Timing (average of 1000 iterations)

import time
print("n    Time (sec)")
for n in [10, 50, 100, 200, 300, 500, 1000]:
    t0 = time.time()
    for i in range(1000):
        Q(n)
    elapsed = time.time() - t0
    print('%-5d%.08f'%(n, elapsed / 1000))

n    Time (sec)
10   0.00001000
50   0.00017500
100  0.00062900
200  0.00231200
300  0.00561900
500  0.01681900
1000 0.06701700

Answer 2

def partQ(n):

    result = []

    def rec(part, tgt, allowed):
        if tgt == 0:
            result.append(sorted(part))
        elif tgt > 0:
            for i in allowed:
                rec(part + [i], tgt - i, allowed - set(range(1, i + 1)))

    rec([], n, set(range(1, n)))

    return result

The work is done by the rec internal function, which takes:

• part - a list of parts whose sum is always equal to or less than the target n
• tgt - the remaining partial sum that needs to be added to the sum of part to get to n
• allowed - a set of number still allowed to be used in the full partitioning

When tgt = 0 is passed, that meant the sum of part if n, and the part is added to the result list. If tgt is still positive, each of the allowed numbers is attempted as an extension of part, in a recursive call.

Answer 3

Tested two algorithms

1. Simple recurrence relation

2. WolframMathword algorithm (based upon Georgiadis, Kediaya, Sloane)

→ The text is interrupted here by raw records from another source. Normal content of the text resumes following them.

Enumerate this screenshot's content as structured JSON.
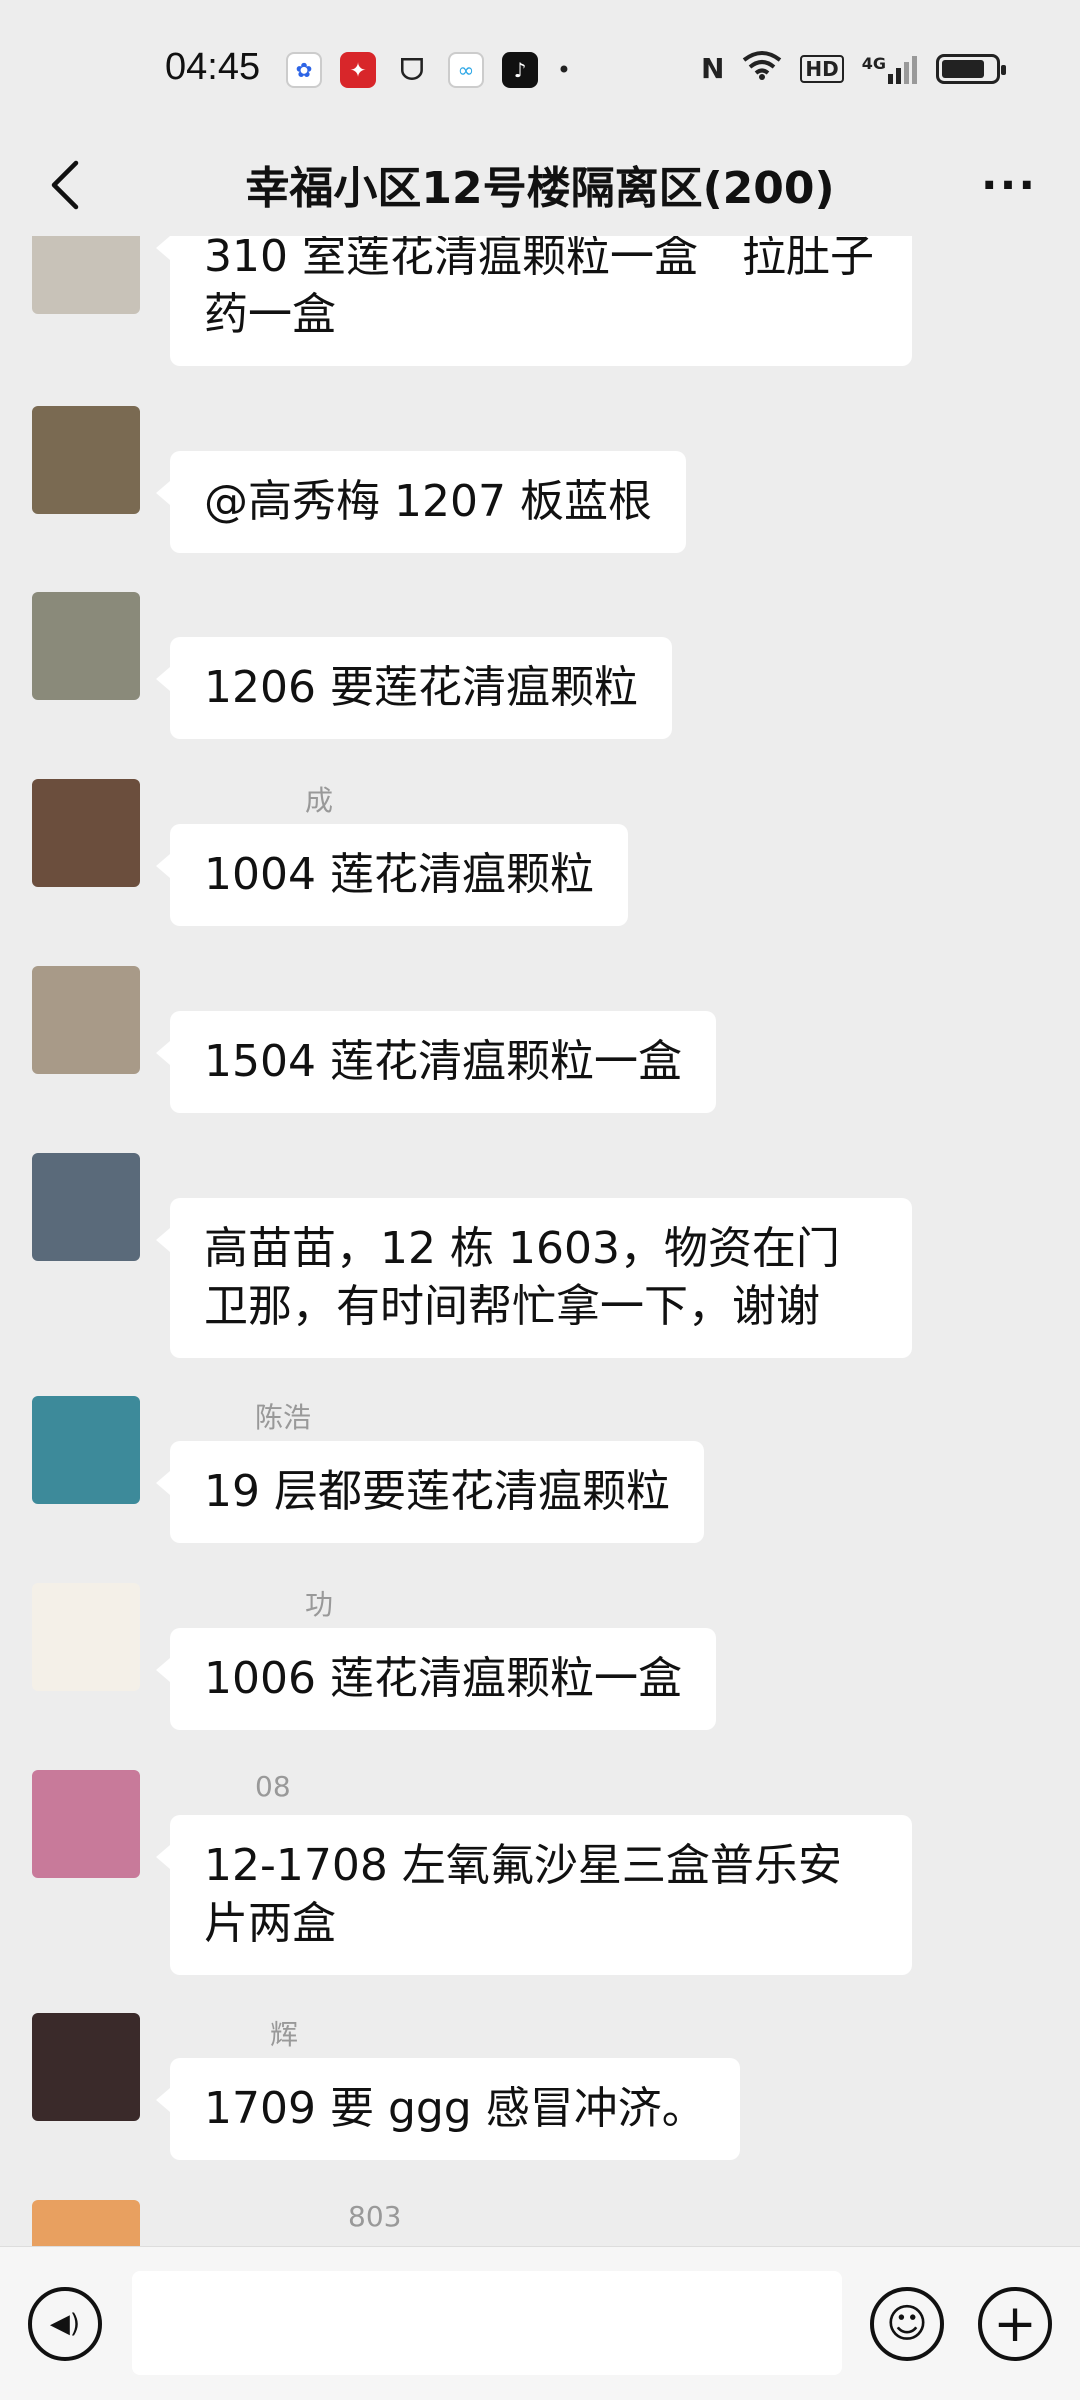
{
  "status_bar": {
    "time": "04:45",
    "notification_icons": [
      "baidu-icon",
      "xuexi-icon",
      "chat-bubble-icon",
      "cloud-app-icon",
      "tiktok-icon",
      "more-dot-icon"
    ],
    "system_icons": [
      "nfc-icon",
      "wifi-icon",
      "hd-icon",
      "signal-4g-icon",
      "battery-icon"
    ],
    "nfc": "N",
    "hd": "HD",
    "network": "4G",
    "battery_level": 0.8
  },
  "header": {
    "title": "幸福小区12号楼隔离区(200)",
    "back_icon": "chevron-left-icon",
    "more_icon": "more-dots-icon",
    "more_glyph": "···"
  },
  "messages": [
    {
      "sender": "",
      "text": "310 室莲花清瘟颗粒一盒　拉肚子药一盒",
      "avatar_color": "#c8c2b8"
    },
    {
      "sender": "",
      "text": "@高秀梅  1207 板蓝根",
      "avatar_color": "#7a6a52"
    },
    {
      "sender": "",
      "text": "1206 要莲花清瘟颗粒",
      "avatar_color": "#8a8a7a"
    },
    {
      "sender": "成",
      "text": "1004 莲花清瘟颗粒",
      "avatar_color": "#6b4e3d"
    },
    {
      "sender": "",
      "text": "1504 莲花清瘟颗粒一盒",
      "avatar_color": "#a89a88"
    },
    {
      "sender": "",
      "text": "高苗苗，12 栋 1603，物资在门卫那，有时间帮忙拿一下，谢谢",
      "avatar_color": "#5a6a7a"
    },
    {
      "sender": "陈浩",
      "text": "19 层都要莲花清瘟颗粒",
      "avatar_color": "#3d8a9a"
    },
    {
      "sender": "功",
      "text": "1006 莲花清瘟颗粒一盒",
      "avatar_color": "#f4f0e8"
    },
    {
      "sender": "08",
      "text": "12-1708 左氧氟沙星三盒普乐安片两盒",
      "avatar_color": "#c87a9a"
    },
    {
      "sender": "辉",
      "text": "1709 要 ggg 感冒冲济。",
      "avatar_color": "#3a2a2a"
    },
    {
      "sender": "803",
      "text": "",
      "avatar_color": "#e8a060"
    }
  ],
  "input_bar": {
    "voice_icon": "voice-icon",
    "voice_glyph": "◀)",
    "input_placeholder": "",
    "emoji_icon": "emoji-icon",
    "emoji_glyph": "☺",
    "plus_icon": "plus-icon",
    "plus_glyph": "+"
  },
  "colors": {
    "background": "#ededed",
    "bubble": "#ffffff",
    "sender_name": "#999999"
  }
}
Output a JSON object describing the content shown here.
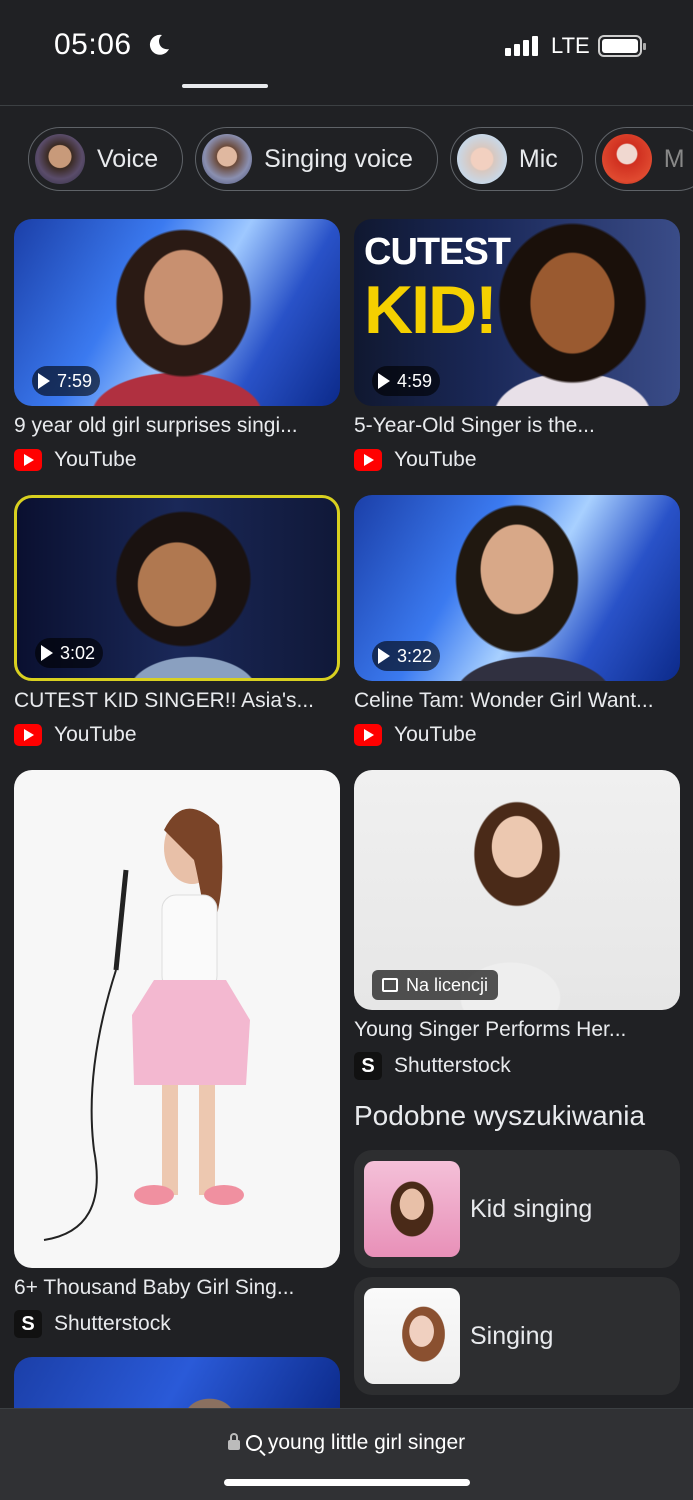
{
  "status_bar": {
    "time": "05:06",
    "network": "LTE"
  },
  "chips": [
    {
      "label": "Voice"
    },
    {
      "label": "Singing voice"
    },
    {
      "label": "Mic"
    },
    {
      "label": "M"
    }
  ],
  "results": [
    {
      "title": "9 year old girl surprises singi...",
      "source": "YouTube",
      "duration": "7:59"
    },
    {
      "title": "5-Year-Old Singer is the...",
      "source": "YouTube",
      "duration": "4:59"
    },
    {
      "title": "CUTEST KID SINGER!! Asia's...",
      "source": "YouTube",
      "duration": "3:02"
    },
    {
      "title": "Celine Tam: Wonder Girl Want...",
      "source": "YouTube",
      "duration": "3:22"
    },
    {
      "title": "6+ Thousand Baby Girl Sing...",
      "source": "Shutterstock"
    },
    {
      "title": "Young Singer Performs Her...",
      "source": "Shutterstock",
      "badge": "Na licencji"
    }
  ],
  "thumb_text": {
    "cutest": "CUTEST",
    "kid": "KID!"
  },
  "related": {
    "heading": "Podobne wyszukiwania",
    "items": [
      {
        "label": "Kid singing"
      },
      {
        "label": "Singing"
      }
    ]
  },
  "address_bar": {
    "query": "young little girl singer"
  }
}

Both implemented with Memoization using LRUCache.

Results: WolframeMathword approach orders of magnitude faster.

1. Simple recurrence relation (with Memoization)

Reference

Code

@lru_cache(maxsize=None)
def p(n, d=0):
  if n:
    return sum(p(n-k, n-2*k+1) for k in range(1, n-d+1))
  else:
    return 1

Performance

n    Time (sec)
10   time elapsed: 0.0020
50   time elapsed: 0.5530
100  time elapsed: 8.7430
200  time elapsed: 168.5830

2. WolframMathword algorithm

(based upon Georgiadis, Kediaya, Sloane)

Reference

Code

# Implementation of q recurrence
# https://mathworld.wolfram.com/PartitionFunctionQ.html
class PartitionQ():
  def __init__(self, MAXN):
    self.MAXN = MAXN
    self.j_seq = self.calc_j_seq(MAXN)

  @lru_cache
  def q(self, n):
    " Q strict partition function "
    assert n < self.MAXN
    if n == 0:
      return 1

    sqrt_n = int(sqrt(n)) + 1
    temp = sum(((-1)**(k+1))*self.q(n-k*k) for k in range(1, sqrt_n))

    return 2*temp + self.s(n)

  def s(self, n):
    if n in self.j_seq:
      return (-1)**self.j_seq[n]
    else:
      return 0

  def calc_j_seq(self, MAX_N):
    """ Used to determine if n of form j*(3*j (+/-) 1) / 2 
        by creating a dictionary of n, j value pairs "
    result = {}
    j = 0
    valn = -1
    while valn <= MAX_N:
      jj = 3*j*j
      valp, valn = (jj - j)//2, (jj+j)//2
      result[valp] = j
      result[valn] = j
      j += 1

    return result

Performance

n    Time (sec)
10   time elapsed: 0.00087
50   time elapsed: 0.00059
100  time elapsed: 0.00125
200  time elapsed: 0.10933

Conclusion: This algorithm is orders of magnitude faster than the simple recurrence relationship

Algorithm

Reference

Answer 4

You can memoize the recurrences in equations 8, 9, and 10 in the mathematica article you linked for a quadratic in N runtime.